Ukraine’s Security Service has reported strikes on Russian military support vessels and air-defence equipment in occupied Kerch, opening a new phase in Kyiv’s campaign against Russian military infrastructure in Crimea.
According to a statement attributed to the SBU, drones operated by the Alpha special forces unit struck two Project 15310 cable vessels, Volga and Vyatka, at the Zaliv shipyard. The same operation reportedly hit the cargo-passenger ferry Petropavlovsk, which Ukrainian sources said was 96 per cent complete, as well as components of an S-400 air-defence system protecting the Kerch Strait area.
The operation was presented in Kyiv as part of the 40-day campaign approved by President Volodymyr Zelenskyy to increase pressure on Russia. Zelenskyy has described the purpose of that campaign as forcing Russia towards peace through sustained military and security pressure. The Kerch strike, if confirmed in full, suggests that the campaign is not limited to symbolic targets, but is directed at systems that support Russia’s long-term military posture in and around Crimea.
The choice of targets is central to the operation’s importance. Volga and Vyatka are not standard combat vessels. They are specialised cable-laying ships built under Project 15310, a class designed for laying, lifting and repairing underwater fibre-optic cable lines. Open-source naval references have linked these vessels to Russia’s possible Garmoniya hydroacoustic surveillance network, a system intended to monitor underwater activity across large maritime areas.
That gives the strike a relevance beyond the Black Sea. Western governments have repeatedly warned about the vulnerability of seabed infrastructure, including data cables, energy pipelines and underwater sensors. Russian naval and intelligence vessels have been monitored near sensitive maritime routes, while European states have increased attention to the protection of undersea communications and energy links. The reported damage to Volga and Vyatka therefore intersects with a wider European security concern: Russia’s ability to map, monitor or threaten critical infrastructure below the waterline.
The SBU also said the vessels could be used to lay non-contact sea mines against ships, pipelines, cables and other critical infrastructure. That claim has not been independently verified, but it is consistent with the broader military value of specialised naval support ships. Such vessels are expensive, difficult to replace and require specific equipment and crews. Their loss or prolonged repair would be more than a local shipyard problem for Russia.
Petropavlovsk is a different type of target, but no less relevant to the Crimea campaign. A cargo-passenger ferry close to completion would have added to Russian transport capacity between the peninsula and other areas under Moscow’s control. Since the full-scale invasion, Ukraine has repeatedly targeted bridges, ferries, depots and transport nodes used to sustain Russian forces in occupied territory. Any reduction in ferry capacity increases the strain on a logistics system already dependent on vulnerable routes.
The Kerch Strait remains one of Russia’s most important transport corridors. It links Russian territory with occupied Crimea and sits beside the Crimean Bridge, which has both military and political value for Moscow. Recent satellite imagery has shown long queues near the bridge, while other visual reporting has documented Russian attempts to protect the area with smoke screens and air-defence deployments.

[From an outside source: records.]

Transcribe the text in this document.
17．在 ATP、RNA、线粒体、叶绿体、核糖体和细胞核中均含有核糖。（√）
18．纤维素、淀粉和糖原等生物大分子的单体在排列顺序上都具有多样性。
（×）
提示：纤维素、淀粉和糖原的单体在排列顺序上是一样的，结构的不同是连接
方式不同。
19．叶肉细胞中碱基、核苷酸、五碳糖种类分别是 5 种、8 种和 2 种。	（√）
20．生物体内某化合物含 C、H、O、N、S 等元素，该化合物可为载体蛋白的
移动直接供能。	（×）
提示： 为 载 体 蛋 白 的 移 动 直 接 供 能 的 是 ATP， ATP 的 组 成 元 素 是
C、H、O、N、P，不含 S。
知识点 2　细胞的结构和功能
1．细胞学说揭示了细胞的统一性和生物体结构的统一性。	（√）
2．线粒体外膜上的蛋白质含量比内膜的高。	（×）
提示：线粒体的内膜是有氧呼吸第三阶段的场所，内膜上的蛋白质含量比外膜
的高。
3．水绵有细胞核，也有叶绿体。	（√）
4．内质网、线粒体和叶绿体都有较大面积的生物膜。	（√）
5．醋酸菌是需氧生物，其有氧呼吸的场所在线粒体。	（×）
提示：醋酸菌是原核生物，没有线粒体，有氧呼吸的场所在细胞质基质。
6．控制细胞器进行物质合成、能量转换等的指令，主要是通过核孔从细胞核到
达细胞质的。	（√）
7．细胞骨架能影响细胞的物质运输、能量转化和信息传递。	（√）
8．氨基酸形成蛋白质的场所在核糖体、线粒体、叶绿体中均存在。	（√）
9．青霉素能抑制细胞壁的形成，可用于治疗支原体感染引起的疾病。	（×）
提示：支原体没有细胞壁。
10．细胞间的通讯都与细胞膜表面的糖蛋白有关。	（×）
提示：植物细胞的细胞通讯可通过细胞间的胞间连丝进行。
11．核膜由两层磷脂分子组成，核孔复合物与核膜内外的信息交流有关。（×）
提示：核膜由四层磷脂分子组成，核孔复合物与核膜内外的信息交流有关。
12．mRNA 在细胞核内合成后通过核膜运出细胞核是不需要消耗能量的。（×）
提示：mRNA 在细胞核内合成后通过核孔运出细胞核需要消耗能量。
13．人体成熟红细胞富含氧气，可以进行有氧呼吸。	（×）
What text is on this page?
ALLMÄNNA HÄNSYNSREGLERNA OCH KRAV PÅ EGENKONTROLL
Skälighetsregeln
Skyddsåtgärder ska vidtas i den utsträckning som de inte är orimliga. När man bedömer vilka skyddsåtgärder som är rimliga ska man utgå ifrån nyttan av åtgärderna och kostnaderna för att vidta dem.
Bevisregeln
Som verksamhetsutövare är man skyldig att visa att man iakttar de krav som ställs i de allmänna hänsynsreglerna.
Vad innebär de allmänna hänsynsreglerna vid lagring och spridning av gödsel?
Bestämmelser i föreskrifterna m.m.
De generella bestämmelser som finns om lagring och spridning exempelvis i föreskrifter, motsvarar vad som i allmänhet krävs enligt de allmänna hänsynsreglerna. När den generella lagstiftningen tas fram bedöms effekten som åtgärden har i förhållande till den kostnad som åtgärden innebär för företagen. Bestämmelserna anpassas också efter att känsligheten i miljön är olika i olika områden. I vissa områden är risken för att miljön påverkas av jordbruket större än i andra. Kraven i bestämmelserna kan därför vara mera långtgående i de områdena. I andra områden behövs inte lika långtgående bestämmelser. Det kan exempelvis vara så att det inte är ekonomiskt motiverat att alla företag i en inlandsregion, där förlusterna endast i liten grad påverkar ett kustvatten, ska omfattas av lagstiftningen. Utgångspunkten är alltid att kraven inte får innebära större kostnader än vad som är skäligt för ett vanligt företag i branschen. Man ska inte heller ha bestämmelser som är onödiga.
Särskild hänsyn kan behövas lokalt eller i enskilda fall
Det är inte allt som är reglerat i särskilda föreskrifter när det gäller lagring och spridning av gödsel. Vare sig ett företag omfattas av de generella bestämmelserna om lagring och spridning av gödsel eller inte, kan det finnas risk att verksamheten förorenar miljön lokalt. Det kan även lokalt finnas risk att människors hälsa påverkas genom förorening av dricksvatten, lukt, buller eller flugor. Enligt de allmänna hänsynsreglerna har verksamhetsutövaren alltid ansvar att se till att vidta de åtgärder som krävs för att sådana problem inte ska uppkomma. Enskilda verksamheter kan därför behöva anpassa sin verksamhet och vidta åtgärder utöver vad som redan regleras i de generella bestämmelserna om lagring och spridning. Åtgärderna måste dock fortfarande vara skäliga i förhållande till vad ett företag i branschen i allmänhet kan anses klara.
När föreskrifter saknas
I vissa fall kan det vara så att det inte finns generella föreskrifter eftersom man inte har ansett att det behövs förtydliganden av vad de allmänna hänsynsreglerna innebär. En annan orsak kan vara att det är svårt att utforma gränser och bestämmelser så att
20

The reported strike on S-400 components fits that pattern. Ukraine has been trying to weaken Russia’s air-defence shield around Crimea before attacking higher-value logistics and military targets. Radar stations, launchers and command elements are essential to that shield. When they are damaged, Russia must either accept greater exposure or redeploy systems from other areas.
That redeployment is itself part of Kyiv’s calculation. Zelenskyy has previously said that Russia has been moving additional air-defence systems towards Moscow, Valdai and the Kerch Bridge, leaving other areas less protected. Ukraine’s strike campaign is therefore not only destroying individual targets. It is forcing Russia to make choices about what it can defend.
For Moscow, the Zaliv shipyard is an uncomfortable location to be hit. Kerch is close to the bridge and has been used to support Russia’s naval and transport requirements in Crimea. A successful strike there would show that even heavily defended sites near one of Russia’s most politically sensitive assets remain exposed.
There are still important caveats. Wartime claims require independent confirmation, and the full scale of damage to Volga, Vyatka, Petropavlovsk and the S-400 system will depend on further imagery and technical assessment. A fire visible after a strike does not automatically mean that a vessel is beyond repair. Nor does the loss of individual components necessarily mean the complete destruction of an air-defence battery.
Even so, the reported operation points to a consistent Ukrainian method. Kyiv is not only targeting weapons already being used against Ukraine. It is targeting the enabling architecture of Russian power in Crimea: the ships that support underwater surveillance, the ferries that move supplies, the air defences that protect logistics, and the shipyards that sustain future capacity.
If the damage is substantial, the Kerch strike will be seen as another step in Ukraine’s attempt to make Crimea harder for Russia to hold, harder to supply and harder to defend.